The Need for Legislative Action
Ultimately, protecting the privacy of Americans and foreign nationals alike will require Congress’s intervention. Given the significant impact of EO 12333 surveillance on Americans’ privacy, it is high time lawmakers set forth some basic rules for its conduct. They can accomplish this by amending FISA to bring at least some aspects of EO 12333 surveillance within its auspices. And for both EO 12333 and Section 702 surveillance, lawmakers should ensure that collection is appropriately targeted and that the information collected under these programs cannot be used as a source of warrantless access to Americans’ data.
- Congress should prohibit bulk collection.
- Under Section 702, surveillance should be limited to foreign powers or agents of foreign powers—terms that are broadly defined under FISA to include international terrorists, factions of foreign governments, and entities under foreign governments’ control.

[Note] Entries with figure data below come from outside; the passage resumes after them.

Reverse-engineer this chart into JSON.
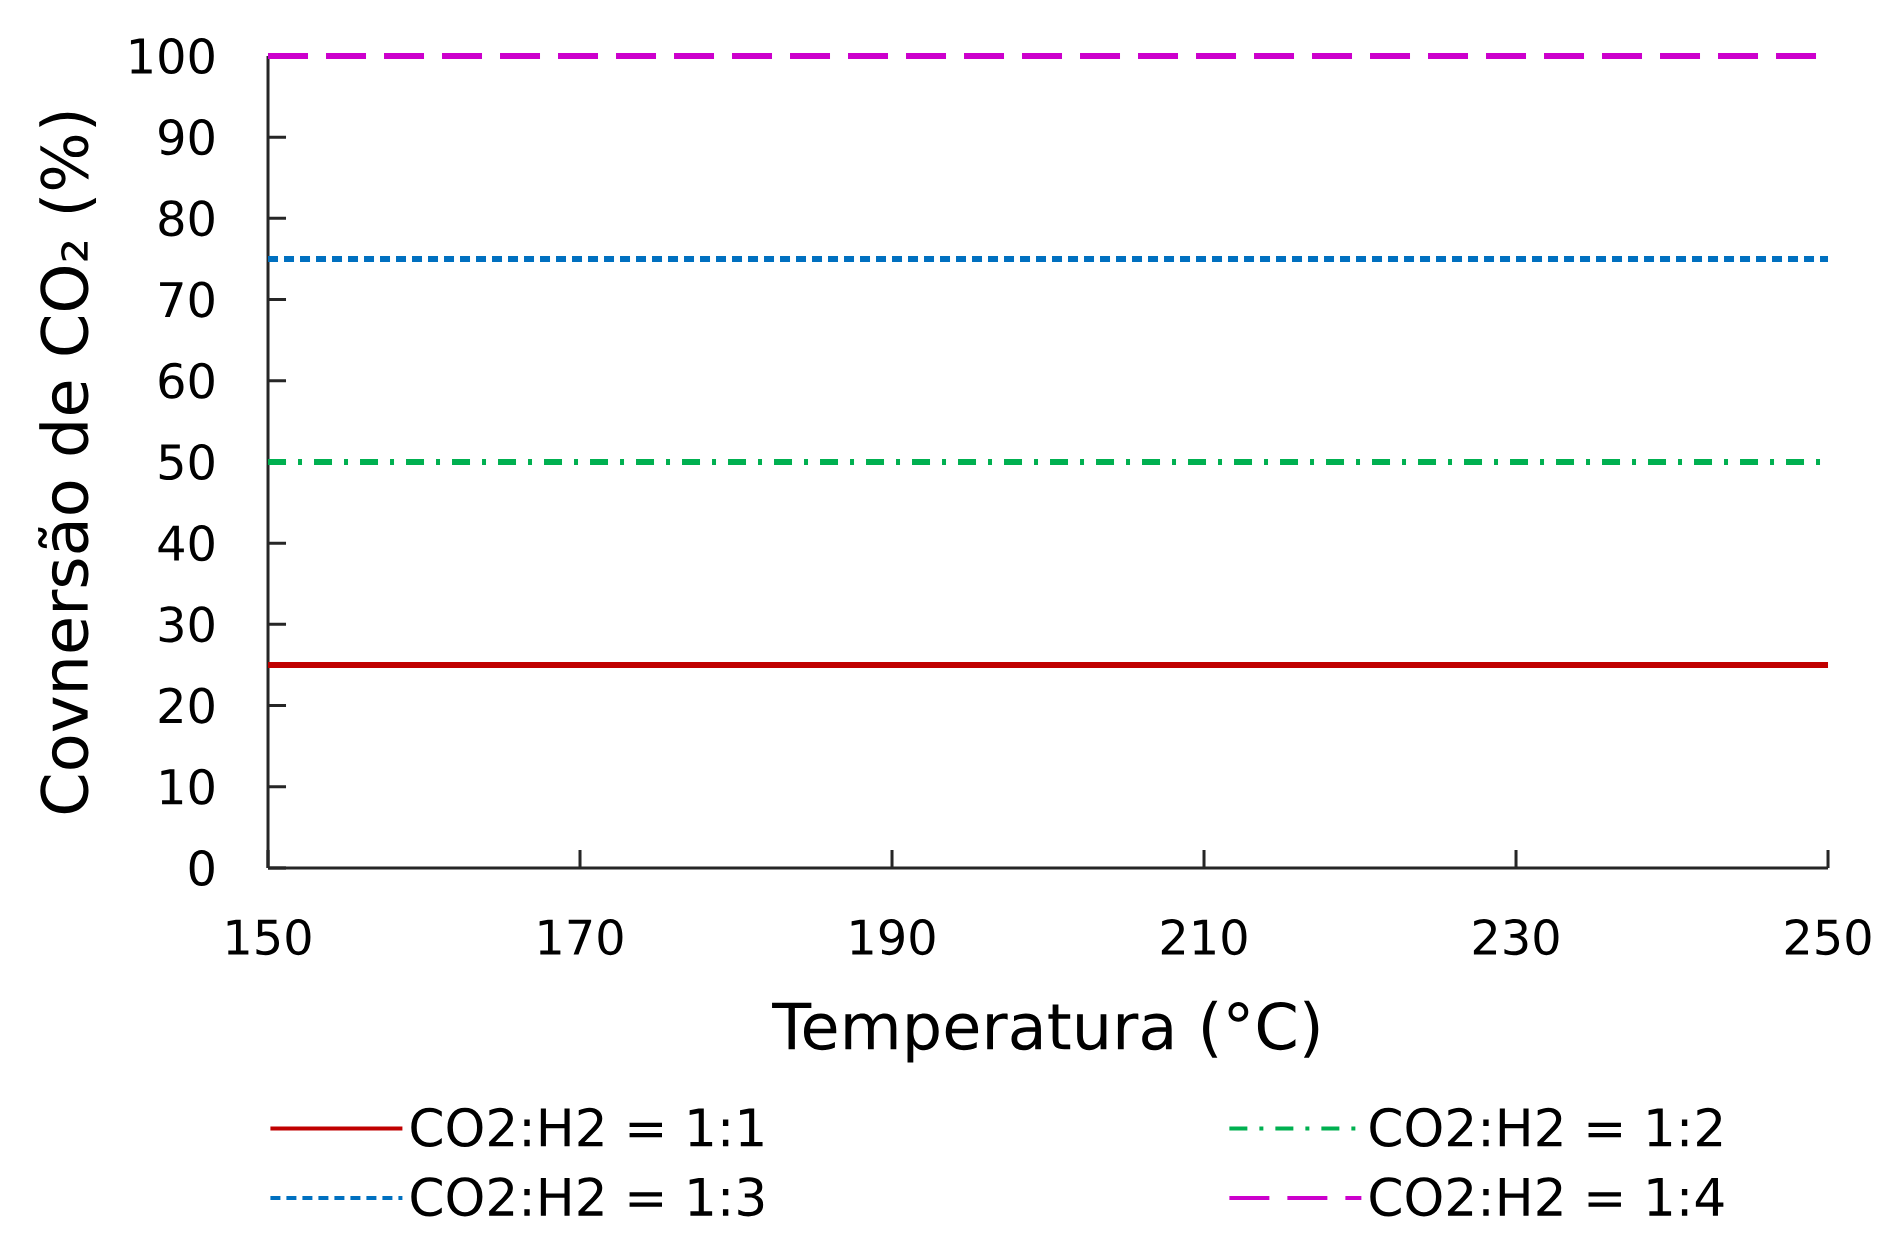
{
  "chart_data": {
    "type": "line",
    "xlabel": "Temperatura (°C)",
    "ylabel": "Covnersão de CO₂ (%)",
    "x": [
      150,
      250
    ],
    "series": [
      {
        "name": "CO2:H2 = 1:1",
        "color": "#c00000",
        "values": [
          25,
          25
        ],
        "line_style": "solid"
      },
      {
        "name": "CO2:H2 = 1:2",
        "color": "#00b050",
        "values": [
          50,
          50
        ],
        "line_style": "dashdot"
      },
      {
        "name": "CO2:H2 = 1:3",
        "color": "#0070c0",
        "values": [
          75,
          75
        ],
        "line_style": "dotted"
      },
      {
        "name": "CO2:H2 = 1:4",
        "color": "#cc00cc",
        "values": [
          100,
          100
        ],
        "line_style": "dashed"
      }
    ],
    "xlim": [
      150,
      250
    ],
    "xticks": [
      150,
      170,
      190,
      210,
      230,
      250
    ],
    "ylim": [
      0,
      100
    ],
    "yticks": [
      0,
      10,
      20,
      30,
      40,
      50,
      60,
      70,
      80,
      90,
      100
    ],
    "legend": "bottom"
  }
}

- The permissible objectives set forth in the order should be codified and tied to restrictions on permissible targets. Specifically, a person may be targeted only if surveillance of that person is reasonably likely to provide information that will advance one of the objectives. Agencies should document the justification for each targeting decision to facilitate FISA Court oversight.

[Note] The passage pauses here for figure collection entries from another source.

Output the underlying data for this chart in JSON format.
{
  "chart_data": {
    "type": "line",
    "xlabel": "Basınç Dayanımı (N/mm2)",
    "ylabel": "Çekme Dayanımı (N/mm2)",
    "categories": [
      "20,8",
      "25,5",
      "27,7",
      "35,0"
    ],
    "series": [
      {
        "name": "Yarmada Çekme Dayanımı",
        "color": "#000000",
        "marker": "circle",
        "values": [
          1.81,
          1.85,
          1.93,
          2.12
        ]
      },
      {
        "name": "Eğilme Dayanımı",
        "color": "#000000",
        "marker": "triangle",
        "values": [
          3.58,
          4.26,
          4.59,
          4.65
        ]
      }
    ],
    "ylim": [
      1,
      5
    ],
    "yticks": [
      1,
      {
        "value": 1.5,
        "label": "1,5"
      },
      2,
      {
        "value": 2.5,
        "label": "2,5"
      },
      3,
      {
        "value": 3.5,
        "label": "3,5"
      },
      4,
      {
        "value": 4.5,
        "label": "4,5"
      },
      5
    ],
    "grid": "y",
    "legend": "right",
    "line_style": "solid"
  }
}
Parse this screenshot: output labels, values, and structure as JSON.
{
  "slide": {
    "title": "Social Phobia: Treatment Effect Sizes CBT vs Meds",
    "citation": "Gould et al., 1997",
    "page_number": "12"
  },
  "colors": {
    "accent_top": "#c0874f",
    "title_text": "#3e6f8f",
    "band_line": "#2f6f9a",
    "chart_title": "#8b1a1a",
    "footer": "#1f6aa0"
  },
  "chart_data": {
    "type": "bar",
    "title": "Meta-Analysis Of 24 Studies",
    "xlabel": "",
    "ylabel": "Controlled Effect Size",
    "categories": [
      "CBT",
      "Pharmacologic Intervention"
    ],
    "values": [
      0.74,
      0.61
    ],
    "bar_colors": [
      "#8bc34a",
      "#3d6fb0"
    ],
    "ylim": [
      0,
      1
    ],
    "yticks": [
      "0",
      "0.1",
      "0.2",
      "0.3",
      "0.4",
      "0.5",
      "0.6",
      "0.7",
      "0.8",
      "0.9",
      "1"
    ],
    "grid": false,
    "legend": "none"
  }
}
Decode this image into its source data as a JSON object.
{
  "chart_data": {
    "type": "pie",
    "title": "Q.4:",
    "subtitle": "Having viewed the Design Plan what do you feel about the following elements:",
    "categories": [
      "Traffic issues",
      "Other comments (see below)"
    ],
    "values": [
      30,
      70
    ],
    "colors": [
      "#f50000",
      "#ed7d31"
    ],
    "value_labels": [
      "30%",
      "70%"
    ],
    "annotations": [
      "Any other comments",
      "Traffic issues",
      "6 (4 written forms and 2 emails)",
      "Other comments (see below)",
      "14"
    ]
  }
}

- The FISA Court should be required to approve the procedures for EO 12333 surveillance annually and to assess whether EO 12333 surveillance, both on paper and in practice, meets all relevant legal requirements. Significant FISA Court opinions should undergo declassification review and be made public to the extent possible.

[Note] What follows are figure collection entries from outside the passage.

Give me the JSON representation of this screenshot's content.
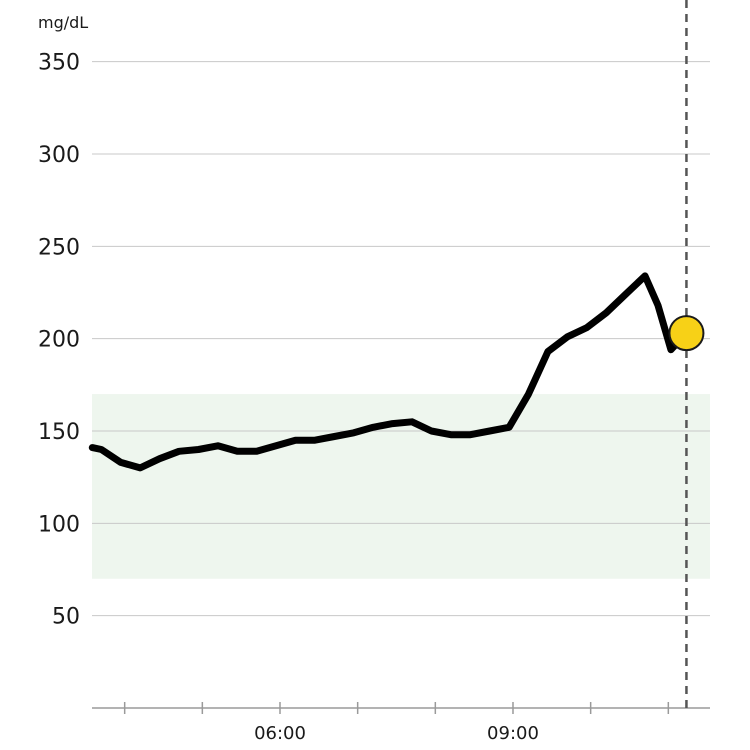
{
  "chart_data": {
    "type": "line",
    "ylabel": "mg/dL",
    "xlabel": "",
    "ylim": [
      0,
      350
    ],
    "yticks": [
      50,
      100,
      150,
      200,
      250,
      300,
      350
    ],
    "x_tick_labels": [
      {
        "time": "06:00",
        "minutes": 360
      },
      {
        "time": "09:00",
        "minutes": 540
      }
    ],
    "x_minor_tick_minutes": [
      240,
      300,
      360,
      420,
      480,
      540,
      600,
      660
    ],
    "target_range": {
      "low": 70,
      "high": 170,
      "color": "#eef6ee"
    },
    "now_marker_minutes": 674,
    "grid": true,
    "series": [
      {
        "color": "#000000",
        "points": [
          {
            "x": 215,
            "y": 141
          },
          {
            "x": 222,
            "y": 140
          },
          {
            "x": 237,
            "y": 133
          },
          {
            "x": 252,
            "y": 130
          },
          {
            "x": 267,
            "y": 135
          },
          {
            "x": 282,
            "y": 139
          },
          {
            "x": 297,
            "y": 140
          },
          {
            "x": 312,
            "y": 142
          },
          {
            "x": 327,
            "y": 139
          },
          {
            "x": 342,
            "y": 139
          },
          {
            "x": 357,
            "y": 142
          },
          {
            "x": 372,
            "y": 145
          },
          {
            "x": 387,
            "y": 145
          },
          {
            "x": 402,
            "y": 147
          },
          {
            "x": 417,
            "y": 149
          },
          {
            "x": 432,
            "y": 152
          },
          {
            "x": 447,
            "y": 154
          },
          {
            "x": 462,
            "y": 155
          },
          {
            "x": 477,
            "y": 150
          },
          {
            "x": 492,
            "y": 148
          },
          {
            "x": 507,
            "y": 148
          },
          {
            "x": 522,
            "y": 150
          },
          {
            "x": 537,
            "y": 152
          },
          {
            "x": 552,
            "y": 170
          },
          {
            "x": 567,
            "y": 193
          },
          {
            "x": 582,
            "y": 201
          },
          {
            "x": 597,
            "y": 206
          },
          {
            "x": 612,
            "y": 214
          },
          {
            "x": 627,
            "y": 224
          },
          {
            "x": 642,
            "y": 234
          },
          {
            "x": 652,
            "y": 218
          },
          {
            "x": 662,
            "y": 194
          },
          {
            "x": 674,
            "y": 203
          }
        ]
      }
    ],
    "current_reading": {
      "x": 674,
      "y": 203,
      "color": "#f7d117"
    }
  }
}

- Retention limits for data collected under either Section 702 or EO 12333 should be codified and shortened to three years, and the multiple existing exceptions should be eliminated.
- To enable FISA Court oversight, the justifications for queries and disseminations of information collected under EO 12333 should be documented.
- The government should be required to obtain a warrant from either the FISA Court or a regular Article III court before conducting U.S. person queries of Fourth Amendment-protected data obtained under Section 702 or EO 12333. For other types of sensitive information that generally may be obtained only with a court order or subpoena, the government should be required to follow those procedures.
Congress should make these changes as soon as possible, but at a minimum, Congress should incorporate them into any reauthorization of Section 702, which is scheduled to expire in December 2023. Reports suggest that lawmakers are squeamish about reauthorizing Section 702 after a series of foreign intelligence surveillance scandals over the past few years. Although some of these concerns are misplaced (for instance, there is no evidence that the Obama administration was improperly spying on Donald Trump), the extent of governmental non-compliance with the rules governing foreign intelligence surveillance has rightly given lawmakers pause. The changes proposed here would help to address these legitimate concerns. And they would show the rest of the world—including the courts that will review the U.S.-EU data-transfer agreement—that the United States takes seriously its obligations to respect the fundamental privacy rights of all people.